Le patient émet une espèce de grognement et c'est de mauvais cœur qu'il me laisse l'examiner, mais finalement il est certainement content de s'entendre dire que ses douleurs ne sont dues qu'à une mauvaise digestion d'un aliment qu'il a dû avaler le soir précédent, et qu'avec des pastilles pour l'estomac il se sentira très rapidement mieux. Je l'entends même bougonner quelque chose qui ressemble à un "Merci docteur" lorsque je tire le rideau pour le laisser se rhabiller et que je m'éloigne en direction du bureau d'admission.

"Dr Lewis, est-ce qu'on compte sur vous pour la petite fête de Noël de l'hôpital ce soir ?" me demande Randi lorsque je repose le dossier de Mr Myers.

Je n'ai pas le temps de répondre, car Lydia le fait à ma place, tout en m'adressant un sourire malicieux. "Je crois que Susan a d'autres projets pour ce soir, je me trompe ?"

Je baisse instinctivement les yeux, sentant mon teint s'empourprer, gênée que Lydia ait surpris la conversation que j'ai eue il y a quelques minutes avec John.

"Carter l'a invitée à passer Noël avec sa famille" continue Lydia.

"Vraiment ?" Chuny s'est arrêtée à notre hauteur, l'air très intéressée par ce qu'il vient d'être dit. Quant-à-moi, j'aimerais pouvoir me courir me cacher quelque part.

"Toutes mes félicitations" s'exclame Randi, exactement comme si je venais de lui annoncer que John et moi étions fiancés. "Je crois que j'ai gagné."

"Seigneur, je ne sais pas ce que vous vous imaginez mais…" Je m'interromps brusquement en réalisant ce qu'elle vient de dire. "Gagné quoi ???"

"J'avais parié que vous sortiriez ensemble avant la fin de l'année" m'explique-t-elle tandis que Lydia et Chuny lui tendent toutes deux un billet de cinq dollars.

"Nous ne *sortons* pas ensemble, il m'a juste invité pour passer le réveillon." J'ai instinctivement baissé la voix pour éviter que notre petit groupe ne vienne s'agrandir, mais c'est justement le contraire qui se produit.

"Qu'est-ce qu'il se passe ?" demande Wendy en s'arrêtant entre Lydia et Chuny.

"Susan va passer le réveillon avec Carter et sa famille."

"Oh mais c'est super ! Ah oui c'est vrai…" ajoute-t-elle en voyant Randi tendre la main dans sa direction. Elle fouille dans la poche de sa blouse rose et en sort elle aussi un billet de cinq dollars qu'elle remet à Randi.

Tout cela commence sérieusement à m'agacer, et je ne peux retenir un soupir.

"Ne t'inquiète pas" me dit alors Lydia, "on avait vu ça venir depuis longtemps, je suis sûre que vous serez super ensemble !"

Le téléphone se met alors soudain à sonner, et le petit groupe autour de moi se dissipe tandis que Randi y répond. Je me retourne alors pour rencontrer le regard d'Abby qui me fixe avec une expression que je ne saurais définir mais qui n'est certainement pas de la sympathie.

"Quoi ?"

"Rien" répond-elle à voix basse.

Je profite de sa présence pour lui demander de prescrire un médicament à Mr Myers afin de soulager ses douleurs, ce qu'elle fait sans grand enthousiasme. Je ne comprends pas ce qui ne va pas avec Abby. J'ai l'impression que plus j'essaie de me montrer sympathique avec elle, plus elle est froide et distante. J'aimerais que nous puissions être amies, mais apparemment c'est loin d'être son cas.

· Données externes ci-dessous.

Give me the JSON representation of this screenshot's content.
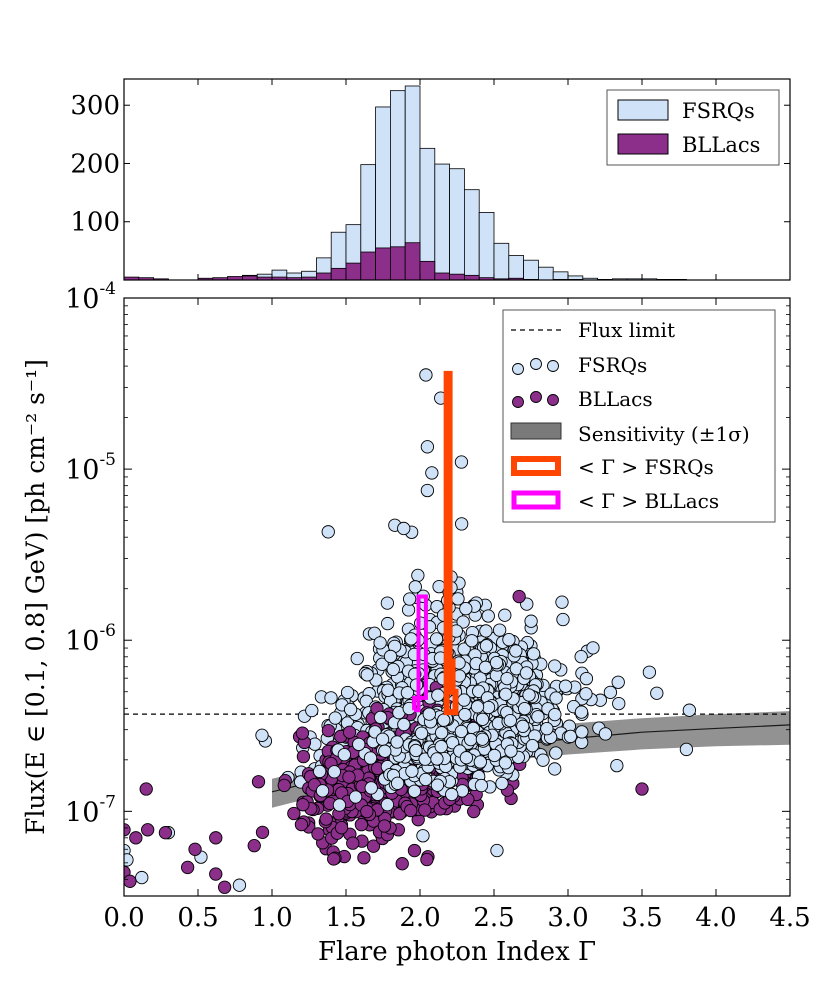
{
  "colors": {
    "fsrq": "#cfe2f8",
    "bllac": "#8b2f8b",
    "edge": "#000000",
    "mean_fsrq": "#ff4500",
    "mean_bllac": "#ff00ff",
    "band": "#7a7a7a",
    "band_line": "#1a1a1a"
  },
  "chart_data": [
    {
      "type": "bar",
      "panel": "top-histogram",
      "bin_edges": [
        0.0,
        0.1,
        0.2,
        0.3,
        0.4,
        0.5,
        0.6,
        0.7,
        0.8,
        0.9,
        1.0,
        1.1,
        1.2,
        1.3,
        1.4,
        1.5,
        1.6,
        1.7,
        1.8,
        1.9,
        2.0,
        2.1,
        2.2,
        2.3,
        2.4,
        2.5,
        2.6,
        2.7,
        2.8,
        2.9,
        3.0,
        3.1,
        3.2,
        3.3,
        3.4,
        3.5,
        3.6,
        3.7,
        3.8,
        3.9,
        4.0,
        4.1,
        4.2,
        4.3,
        4.4,
        4.5
      ],
      "series": [
        {
          "name": "FSRQs",
          "values": [
            2,
            1,
            1,
            0,
            0,
            2,
            3,
            5,
            8,
            10,
            17,
            12,
            15,
            38,
            82,
            95,
            198,
            297,
            325,
            333,
            226,
            199,
            191,
            155,
            116,
            63,
            42,
            34,
            22,
            14,
            7,
            3,
            1,
            2,
            2,
            2,
            1,
            1,
            0,
            0,
            0,
            0,
            0,
            0,
            0
          ]
        },
        {
          "name": "BLLacs",
          "values": [
            5,
            4,
            2,
            0,
            0,
            3,
            4,
            6,
            7,
            5,
            5,
            4,
            5,
            12,
            20,
            29,
            48,
            55,
            57,
            64,
            32,
            12,
            10,
            8,
            4,
            2,
            3,
            1,
            0,
            1,
            1,
            0,
            0,
            0,
            0,
            0,
            1,
            1,
            0,
            0,
            0,
            0,
            0,
            0,
            0
          ]
        }
      ],
      "xlim": [
        0,
        4.5
      ],
      "ylim": [
        0,
        345
      ],
      "yticks": [
        "100",
        "200",
        "300"
      ],
      "legend": [
        "FSRQs",
        "BLLacs"
      ],
      "legend_position": "top-right"
    },
    {
      "type": "scatter",
      "panel": "main",
      "xlabel": "Flare photon Index Γ",
      "ylabel": "Flux(E ∈ [0.1, 0.8] GeV) [ph cm⁻² s⁻¹]",
      "xlim": [
        0,
        4.5
      ],
      "ylim": [
        3.2e-08,
        0.0001
      ],
      "log_y": true,
      "xticks": [
        "0.0",
        "0.5",
        "1.0",
        "1.5",
        "2.0",
        "2.5",
        "3.0",
        "3.5",
        "4.0",
        "4.5"
      ],
      "yticks": [
        {
          "base": "10",
          "exp": "-7"
        },
        {
          "base": "10",
          "exp": "-6"
        },
        {
          "base": "10",
          "exp": "-5"
        },
        {
          "base": "10",
          "exp": "-4"
        }
      ],
      "flux_limit": 3.7e-07,
      "sensitivity": {
        "x": [
          1.0,
          1.5,
          2.0,
          2.5,
          3.0,
          3.5,
          4.0,
          4.5
        ],
        "center": [
          1.3e-07,
          1.65e-07,
          2e-07,
          2.35e-07,
          2.65e-07,
          2.9e-07,
          3.05e-07,
          3.2e-07
        ],
        "upper": [
          1.55e-07,
          1.95e-07,
          2.45e-07,
          2.9e-07,
          3.25e-07,
          3.5e-07,
          3.7e-07,
          3.85e-07
        ],
        "lower": [
          1.05e-07,
          1.35e-07,
          1.65e-07,
          1.95e-07,
          2.15e-07,
          2.3e-07,
          2.4e-07,
          2.45e-07
        ]
      },
      "mean_fsrq": {
        "x_center": [
          2.19,
          2.21,
          2.23,
          2.25
        ],
        "flux": [
          3.6e-05,
          7.5e-07,
          5e-07,
          3.8e-07
        ]
      },
      "mean_bllac": {
        "x_center": [
          1.97,
          1.99,
          2.01,
          2.03
        ],
        "flux": [
          3.9e-07,
          4.6e-07,
          9e-07,
          1.8e-06
        ]
      },
      "legend": [
        {
          "key": "flux_limit",
          "label": "Flux limit"
        },
        {
          "key": "fsrq",
          "label": "FSRQs"
        },
        {
          "key": "bllac",
          "label": "BLLacs"
        },
        {
          "key": "band",
          "label": "Sensitivity (±1σ)"
        },
        {
          "key": "mean_fsrq",
          "label": "< Γ > FSRQs"
        },
        {
          "key": "mean_bllac",
          "label": "< Γ > BLLacs"
        }
      ],
      "legend_position": "top-right",
      "highlighted_fsrq_points": [
        {
          "x": 2.04,
          "y": 3.55e-05
        },
        {
          "x": 2.14,
          "y": 2.6e-05
        },
        {
          "x": 2.05,
          "y": 1.35e-05
        },
        {
          "x": 2.28,
          "y": 1.1e-05
        },
        {
          "x": 2.08,
          "y": 9.5e-06
        },
        {
          "x": 2.05,
          "y": 7.5e-06
        },
        {
          "x": 1.83,
          "y": 4.7e-06
        },
        {
          "x": 1.89,
          "y": 4.5e-06
        },
        {
          "x": 1.38,
          "y": 4.3e-06
        },
        {
          "x": 3.55,
          "y": 6.5e-07
        },
        {
          "x": 3.6,
          "y": 4.9e-07
        },
        {
          "x": 3.82,
          "y": 3.9e-07
        },
        {
          "x": 3.8,
          "y": 2.3e-07
        },
        {
          "x": 3.33,
          "y": 1.85e-07
        },
        {
          "x": 2.02,
          "y": 7.2e-08
        },
        {
          "x": 2.52,
          "y": 5.9e-08
        },
        {
          "x": 0.0,
          "y": 5.9e-08
        },
        {
          "x": 0.02,
          "y": 5.2e-08
        },
        {
          "x": 0.12,
          "y": 4.1e-08
        },
        {
          "x": 0.3,
          "y": 7.5e-08
        },
        {
          "x": 0.52,
          "y": 5.4e-08
        },
        {
          "x": 0.78,
          "y": 3.7e-08
        }
      ],
      "highlighted_bllac_points": [
        {
          "x": 2.67,
          "y": 1.8e-06
        },
        {
          "x": 3.5,
          "y": 1.35e-07
        },
        {
          "x": 0.0,
          "y": 7.8e-08
        },
        {
          "x": 0.08,
          "y": 7e-08
        },
        {
          "x": 0.16,
          "y": 7.8e-08
        },
        {
          "x": 0.28,
          "y": 7.5e-08
        },
        {
          "x": 0.0,
          "y": 4.4e-08
        },
        {
          "x": 0.04,
          "y": 3.9e-08
        },
        {
          "x": 0.43,
          "y": 4.7e-08
        },
        {
          "x": 0.68,
          "y": 3.6e-08
        },
        {
          "x": 0.62,
          "y": 4.3e-08
        },
        {
          "x": 0.48,
          "y": 6e-08
        },
        {
          "x": 0.62,
          "y": 7e-08
        },
        {
          "x": 0.88,
          "y": 6.3e-08
        },
        {
          "x": 0.15,
          "y": 1.35e-07
        }
      ]
    }
  ]
}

Et si j'ai fait quelque chose qui lui a déplut, j'aimerais autant savoir quoi…

***

Le reste de la journée passe avec une lenteur incroyable. Peut-être parce que ce ne sont pas vraiment les patients qui se bousculent, ou peut-être parce qu'inconsciemment je me réjouis de voir arriver enfin le soir. Je suis vraiment ravie de faire la connaissance de la famille de Carter, même si je garde une certaine appréhension à l'idée de revoir sa grand-mère.


J'ai été prise dans une bataille de boules de neige par Mark, Lydia et Chuny alors que j'étais sortie prendre l'air quelques minutes, et tous les trois s'en étant donné à cœur joie, c'est complètement trempée que j'entre à l'intérieur de la salle de repos. Il est près de 17 heures, et dehors il fait déjà nuit. Je secoue ma veste et mon écharpe couvertes de neige et les range dans mon casier en souriant. Avant que je parte, Mark, Carol, Doug et moi adorions aller jouer dans la neige comme des enfants à la moindre occasion. Tout cela me manque souvent, même si j'essaie de ne pas trop y penser. L'ambiance au sein des urgences était extrêmement différente il y a cinq ans. Mes collègues étaient avant tout mes amis, alors qu'aujourd'hui je ne les connais même pas tous correctement.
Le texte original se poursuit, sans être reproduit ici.